After the Business Plan is completed, the next step is to examine the organization of the inventory. It is important to organize the stock into groups (Sources) that are purchased and sold similarly, so that the Return on Investment can be properly reviewed. This is where you can really begin to see how well the inventory is working, and what changes are necessary in order to make it more efficient. It also has to be built around the franchisors’ PDC service capabilities and order frequency.
- Phase-In. In layman’s terms this is the setting in the DMS that advises the Parts Manager when to begin ordering a part for stocking purposes. It measures Total Demand (Sales plus Lost Sales) over a pre-determined time period. Some systems also allow average sales over a specific time period. In the case of a few very basic systems, which only measure piece sales, it can bring parts into stock improperly. There are many different ways to establish this critical point, and they are largely governed by the aggressiveness of the desired levels of service to the target customer(s).
- Phase-Out. This is where you determine how long a part will be kept in stock. It is typically based on how many pieces are sold over a pre-determined time period, as well as how long the part goes without any sales at all. An example of an aggressive setting would be to stock a part having 2 or more sales annually. An example of a more conservative setting might be returning parts that don’t sell at least 6 pieces a year. Once again the business plan guides you to making the proper settings.
- Depth of Supply. This is usually expressed as a desired stocking level calculated by average days of sales. Factors that enter into this setting are the quality of service from the PDC, local distributors such as Motorcraft and ACDelco, and stock order frequency. The trick is to not run out of any part that you sell from stock, while never having more on the shelf than you need for the current level of demand. When you take into account the fact that many franchises can have over 350,000 active part numbers in service, this becomes a daunting task since each part number stands on its own until you bring it into stock.
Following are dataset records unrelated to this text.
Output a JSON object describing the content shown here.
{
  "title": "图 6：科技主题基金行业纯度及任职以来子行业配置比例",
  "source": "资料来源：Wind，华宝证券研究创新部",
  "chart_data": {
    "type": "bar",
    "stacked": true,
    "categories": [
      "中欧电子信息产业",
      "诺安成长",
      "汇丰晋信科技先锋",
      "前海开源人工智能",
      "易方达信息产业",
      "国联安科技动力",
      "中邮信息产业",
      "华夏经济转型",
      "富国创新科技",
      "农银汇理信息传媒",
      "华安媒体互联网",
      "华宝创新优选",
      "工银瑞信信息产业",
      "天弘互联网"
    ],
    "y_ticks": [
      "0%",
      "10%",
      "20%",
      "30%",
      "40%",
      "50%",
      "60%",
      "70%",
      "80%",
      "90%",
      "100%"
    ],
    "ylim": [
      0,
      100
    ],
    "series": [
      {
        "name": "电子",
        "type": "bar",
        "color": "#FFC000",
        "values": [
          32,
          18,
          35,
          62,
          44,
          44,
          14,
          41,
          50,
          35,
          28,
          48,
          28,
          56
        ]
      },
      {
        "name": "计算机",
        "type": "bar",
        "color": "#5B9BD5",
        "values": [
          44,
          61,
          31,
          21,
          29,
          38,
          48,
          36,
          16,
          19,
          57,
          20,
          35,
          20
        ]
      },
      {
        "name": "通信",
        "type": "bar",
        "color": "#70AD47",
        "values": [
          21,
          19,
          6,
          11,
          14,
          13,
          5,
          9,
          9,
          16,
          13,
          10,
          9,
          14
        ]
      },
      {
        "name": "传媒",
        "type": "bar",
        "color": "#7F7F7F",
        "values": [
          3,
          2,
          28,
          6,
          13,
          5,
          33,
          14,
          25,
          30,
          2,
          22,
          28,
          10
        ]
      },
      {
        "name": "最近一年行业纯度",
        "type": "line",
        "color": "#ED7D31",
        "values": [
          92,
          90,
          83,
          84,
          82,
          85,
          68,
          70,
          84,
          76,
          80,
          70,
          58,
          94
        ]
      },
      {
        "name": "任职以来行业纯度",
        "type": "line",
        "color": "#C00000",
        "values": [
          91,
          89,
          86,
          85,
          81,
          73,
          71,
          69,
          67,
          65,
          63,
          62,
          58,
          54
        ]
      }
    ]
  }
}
This is probably one of the most valuable services that your DMS provides.
Now you can finally see what you have on hand, who you plan to sell it to, and how good your investment is based on the criteria you established as a result of your business plan. Ideally, no more than 15% of the inventory should be composed of parts you have little likelihood of selling. Looking at your DMS Parts Management Report you will see the following designations from the Investment:
- Automatic Phase-Out (AP). This designates parts that used to sell regularly, but no longer meet your sales rate criteria, and therefore should be returned to the respective vendor.
- Non-Stock (NS). These are usually unsold Special Orders. They can also be new accessories and some service parts for new models, such as filters and brake pads. Often times there are ordering and diagnostic errors in here, as well as some undesirable speculation. Collectively, these are parts that have yet to earn their way onto your shelves, and generally should only be purchased to fill specific orders.
The other 85% of your investment should be selling within your pre-determined levels, once again based on the Business Plan. If you fall within these basic guidelines then you probably have “enough”, provided that you’re not running to competitors (Emergency Purchases) to replenish stock in between factory orders, and that your Customer Orders are consistent with your Non-Stock purchases, assuming that they should be one and the same thing. If you haven’t developed a Business Plan for your Parts Operations yet, that is the first place to start.